Non è facile ma è sicuramente doveroso parlarne. Costruito per sterminare gli ebrei, vi morirono anche soldati fatti prigionieri, zingari, avversari politici… All’ingresso svetta ancora sinistra la famosa scritta: “Il lavoro rende liberi”: una beffa che i nazisti riservavano a chi entrava non certo per lavorare ma per morire asfissiato da gas mortali o dopo indicibili sofferenze. Tra questi edifici, tra le baracche circondate da filo spinato regna ancor oggi un’atmosfera irreale, angosciante: come è stato possibile concepire di eliminare, letteralmente, un milione e mezzo di esseri umani in nome della cosiddetta “Soluzione Finale della questione ebraica”?
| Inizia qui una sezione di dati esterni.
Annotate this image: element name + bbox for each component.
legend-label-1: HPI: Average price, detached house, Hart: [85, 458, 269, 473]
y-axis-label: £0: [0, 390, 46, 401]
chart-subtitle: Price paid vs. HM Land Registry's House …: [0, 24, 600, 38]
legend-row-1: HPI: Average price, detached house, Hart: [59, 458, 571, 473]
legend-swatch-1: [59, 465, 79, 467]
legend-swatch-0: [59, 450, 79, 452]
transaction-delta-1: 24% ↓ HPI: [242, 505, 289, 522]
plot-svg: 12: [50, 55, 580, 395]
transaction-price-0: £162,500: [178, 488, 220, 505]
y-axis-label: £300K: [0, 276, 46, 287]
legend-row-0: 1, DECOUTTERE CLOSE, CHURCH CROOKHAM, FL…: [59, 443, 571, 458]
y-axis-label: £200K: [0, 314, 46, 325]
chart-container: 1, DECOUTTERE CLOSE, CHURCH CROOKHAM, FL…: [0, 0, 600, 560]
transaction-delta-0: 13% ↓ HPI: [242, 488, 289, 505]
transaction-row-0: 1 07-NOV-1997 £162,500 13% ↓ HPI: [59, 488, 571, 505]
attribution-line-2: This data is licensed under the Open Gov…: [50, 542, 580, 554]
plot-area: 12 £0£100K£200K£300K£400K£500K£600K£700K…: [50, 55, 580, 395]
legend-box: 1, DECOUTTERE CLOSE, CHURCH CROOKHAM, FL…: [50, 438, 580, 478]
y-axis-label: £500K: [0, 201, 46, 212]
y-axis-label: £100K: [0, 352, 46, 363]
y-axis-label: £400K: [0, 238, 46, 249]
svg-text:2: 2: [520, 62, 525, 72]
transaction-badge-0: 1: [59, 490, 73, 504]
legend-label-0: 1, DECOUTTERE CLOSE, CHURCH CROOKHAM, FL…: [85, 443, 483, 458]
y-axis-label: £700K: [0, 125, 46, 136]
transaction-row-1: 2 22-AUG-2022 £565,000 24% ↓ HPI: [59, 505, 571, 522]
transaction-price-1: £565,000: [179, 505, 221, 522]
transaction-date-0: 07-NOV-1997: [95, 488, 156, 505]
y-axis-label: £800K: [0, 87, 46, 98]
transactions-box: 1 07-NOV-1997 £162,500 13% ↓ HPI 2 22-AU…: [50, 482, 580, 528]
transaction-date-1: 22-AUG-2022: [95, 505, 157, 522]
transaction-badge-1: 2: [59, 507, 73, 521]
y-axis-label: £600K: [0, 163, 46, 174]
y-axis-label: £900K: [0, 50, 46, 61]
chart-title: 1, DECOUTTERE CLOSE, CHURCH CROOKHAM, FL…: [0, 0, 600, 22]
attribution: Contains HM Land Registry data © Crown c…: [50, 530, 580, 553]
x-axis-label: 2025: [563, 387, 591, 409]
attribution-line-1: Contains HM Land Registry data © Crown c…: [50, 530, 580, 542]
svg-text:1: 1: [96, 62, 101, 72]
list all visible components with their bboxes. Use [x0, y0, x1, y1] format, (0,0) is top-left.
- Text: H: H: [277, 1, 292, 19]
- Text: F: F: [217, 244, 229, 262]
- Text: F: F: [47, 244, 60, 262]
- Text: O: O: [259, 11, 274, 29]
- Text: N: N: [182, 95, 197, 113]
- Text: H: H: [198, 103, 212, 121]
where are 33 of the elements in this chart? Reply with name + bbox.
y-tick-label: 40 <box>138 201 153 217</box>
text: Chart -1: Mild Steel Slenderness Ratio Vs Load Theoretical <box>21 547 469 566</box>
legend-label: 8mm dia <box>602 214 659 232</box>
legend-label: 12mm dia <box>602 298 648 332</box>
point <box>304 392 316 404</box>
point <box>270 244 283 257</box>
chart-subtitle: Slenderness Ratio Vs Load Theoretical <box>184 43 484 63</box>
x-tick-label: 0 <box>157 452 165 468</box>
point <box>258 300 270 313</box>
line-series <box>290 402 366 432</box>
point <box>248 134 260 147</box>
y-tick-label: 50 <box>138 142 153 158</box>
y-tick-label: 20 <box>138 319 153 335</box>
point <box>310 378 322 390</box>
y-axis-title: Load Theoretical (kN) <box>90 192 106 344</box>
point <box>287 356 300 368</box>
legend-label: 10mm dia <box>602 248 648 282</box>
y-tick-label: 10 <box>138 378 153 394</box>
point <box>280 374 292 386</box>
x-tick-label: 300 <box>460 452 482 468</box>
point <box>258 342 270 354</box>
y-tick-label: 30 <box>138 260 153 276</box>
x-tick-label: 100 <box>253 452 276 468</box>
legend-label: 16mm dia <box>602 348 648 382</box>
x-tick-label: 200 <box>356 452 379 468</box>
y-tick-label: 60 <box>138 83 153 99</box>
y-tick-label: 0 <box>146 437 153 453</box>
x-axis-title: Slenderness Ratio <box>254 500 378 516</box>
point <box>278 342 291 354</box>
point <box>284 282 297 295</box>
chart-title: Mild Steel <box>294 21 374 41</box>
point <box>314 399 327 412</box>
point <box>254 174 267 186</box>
La guida ci accompagna attraverso un percorso della memoria fatto di atrocità: prigioni in cui in meno di un metro quadrato venivano chiuse quattro persone, teche con montagne di capelli usati per la tessitura, scarpe a migliaia, cumuli di valigie di cartone, pettini, occhiali… Tutti oggetti inerti, inanimati che urlano al mondo di aver fatto parte della vita personale di donne, uomini e bambini veri. Una mostruosità quotidianità fatta di fame, torture, lavoro forzato, malattie, camere a gas… per lasciare poi il posto al nulla, all’assenza, alla scomparsa di un’umanità bruciata nei forni crematori e che ci viene spontaneo cercare dietro qualche nuvola in questo cielo che rimane di un azzurro disarmante. L’emozione è forte, ogni tanto ci guardiamo tra compagni di viaggio, in silenzio, parlare cosa servirebbe? i sentimenti sono gli stessi. E pensare che oggi c’è chi nega che tutto questo sia accaduto: dovrebbe spiegarci dove sono tutti quelli che non sono mai ritornati. Bisogna venire ad Auschwitz per vedere, ascoltare, pensare. E per capire, fino in fondo, l’orrore che l’umanità può toccare, anche se la storia sembra non essere maestra. Questo luogo, come ha definito la nostra guida, è il più grande cimitero del mondo. Con una particolarità evidente: non esistono tombe su cui pregare o corpi sepolti sui quali piangere o lasciare un fiore. Ogni anno, il 27 gennaio, in memoria di quel giorno del 1945 in cui l’Armata Rossa aprì i cancelli, si svolge una cerimonia per riflettere, per non dimenticare le vittime innocenti e per far sì che tutto questo non si ripeta.
Un impegno che sentiamo forte, mentre riprendiamo a pedalare, lenti, tra cittadine pittoresche e immersi nella bellezza della campagna polacca carica di frutta e di colori.